You may think: A retreat? Isn’t that for people seeking spiritual growth or a quiet rest or perhaps a corporate retreat? How is a retreat going to help with my career success?
A retreat, by definition, is time that is intentionally scheduled for the purpose of rest, reflection, and recalibration. It is a time you put aside to think. High quality thinking will result in high quality ideas, which result in high quality actions and thus, career and personal outcomes.
Have you observed animals when they are about to jump on prey or high performing athletes when they start a race? There is a moment of pause before they leap forward with power and purpose. A retreat is like this moment of pause for your career. This pause is where you reflect on the past year/quarter/month on what worked well, what could use a bit of adjustment and to celebrate your career successes!

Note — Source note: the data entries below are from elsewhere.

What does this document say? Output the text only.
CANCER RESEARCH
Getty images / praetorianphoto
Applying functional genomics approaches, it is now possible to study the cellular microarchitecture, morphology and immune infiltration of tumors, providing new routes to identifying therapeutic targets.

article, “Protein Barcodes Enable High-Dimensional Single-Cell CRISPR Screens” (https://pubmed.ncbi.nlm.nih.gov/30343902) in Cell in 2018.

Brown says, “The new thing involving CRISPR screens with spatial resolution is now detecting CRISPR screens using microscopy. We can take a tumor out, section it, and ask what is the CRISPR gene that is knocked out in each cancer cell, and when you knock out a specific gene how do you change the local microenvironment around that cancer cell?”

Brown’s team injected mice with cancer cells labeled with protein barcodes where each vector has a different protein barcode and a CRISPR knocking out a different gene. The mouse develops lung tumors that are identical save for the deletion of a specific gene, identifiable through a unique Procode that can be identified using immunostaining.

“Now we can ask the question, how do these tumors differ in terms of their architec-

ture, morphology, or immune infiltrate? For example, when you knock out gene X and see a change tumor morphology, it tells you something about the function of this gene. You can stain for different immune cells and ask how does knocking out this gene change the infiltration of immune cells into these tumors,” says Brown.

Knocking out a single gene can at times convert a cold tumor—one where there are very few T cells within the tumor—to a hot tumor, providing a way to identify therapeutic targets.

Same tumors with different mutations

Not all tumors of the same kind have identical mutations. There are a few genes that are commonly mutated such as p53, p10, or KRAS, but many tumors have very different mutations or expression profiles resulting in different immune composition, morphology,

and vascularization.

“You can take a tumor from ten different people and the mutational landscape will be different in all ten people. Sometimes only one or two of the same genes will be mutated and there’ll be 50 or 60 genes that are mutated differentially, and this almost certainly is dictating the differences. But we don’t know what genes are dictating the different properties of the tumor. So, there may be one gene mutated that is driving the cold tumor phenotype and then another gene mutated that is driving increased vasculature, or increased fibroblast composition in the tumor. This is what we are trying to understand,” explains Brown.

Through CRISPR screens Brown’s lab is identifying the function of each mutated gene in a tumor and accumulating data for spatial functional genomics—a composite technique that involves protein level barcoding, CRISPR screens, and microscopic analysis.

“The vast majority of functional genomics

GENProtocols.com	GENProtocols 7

It is a quiet time of planning for the next period of career growth, reviewing your long-term goals and allowing for the ideation of new thinking and direction. A retreat can also be very helpful during a career transition especially before the start of a new role or project. This career pause can help you reset some goals, redirect energies, and make some changes to your habits towards more success.
How do you set yourself up for a meaningful career retreat?
Prepare your resources
A simple journal, writing/drawing materials and a list of journal questions (easily found on the internet) can help kick start your thinking process. I find picture or question cards to also be helpful in triggering my thinking and ideation. Bring them with you for the career retreat as facilitation aids.
Find a suitable place
I find a place near nature, food and drinks, and space for walks, which is important for me to settle into a reflective mood. Find what works for you – perhaps it is a quiet room, or a favorite café or perhaps a nook near the sea. You don’t have to stay there the whole time, just long enough for you to be able to think without interruptions. Anything like nature, essential oils, music, or your favorite coffee, is very welcomed. You make the rules around what you want.
Remove all distractions
This means disconnecting your phone or laptop so that you can truly be alone with your thoughts and focus. Books are welcome if they are relevant to what you want to work on or help you to come into your personal thinking zone. Messages, calls, or emails may disrupt your thought process and distract you from the task at hand: getting insights into your career path and satisfaction!
Set the agenda
What would you focus on? Choose 2-3 important career decisions to work on. This will help you focus and not be distracted by too many things on your plate. Make sure that after your thinking period you have food that nourishes your body and spirit. You can also schedule activities that you can participate in like an art jam, a run or a movie that you can do by yourself. This gives you time to administer self-care and do things that lift your spirits and health.
Make high level career goals
From your reflection, you may want to rush into putting together a to-do list. Whatever comes to mind, put it on paper so you don’t lose the ideas. However, it would be better to come back to just 2-3 big goals as your north star for the career period of your choosing: be it year, quarter, or month. Don’t try to do too much, or you may feel overwhelmed.
Starting your first career retreat is also a learning process about yourself. Over time, learn what works for you. Perhaps, solitude is something you don’t have much experience within your life. However, this intentional period of silence and thinking can help you to work out what you really want for your career, and even how to get it. If you make full use of these quiet times, you will return to your life with more clarity, focus and purpose.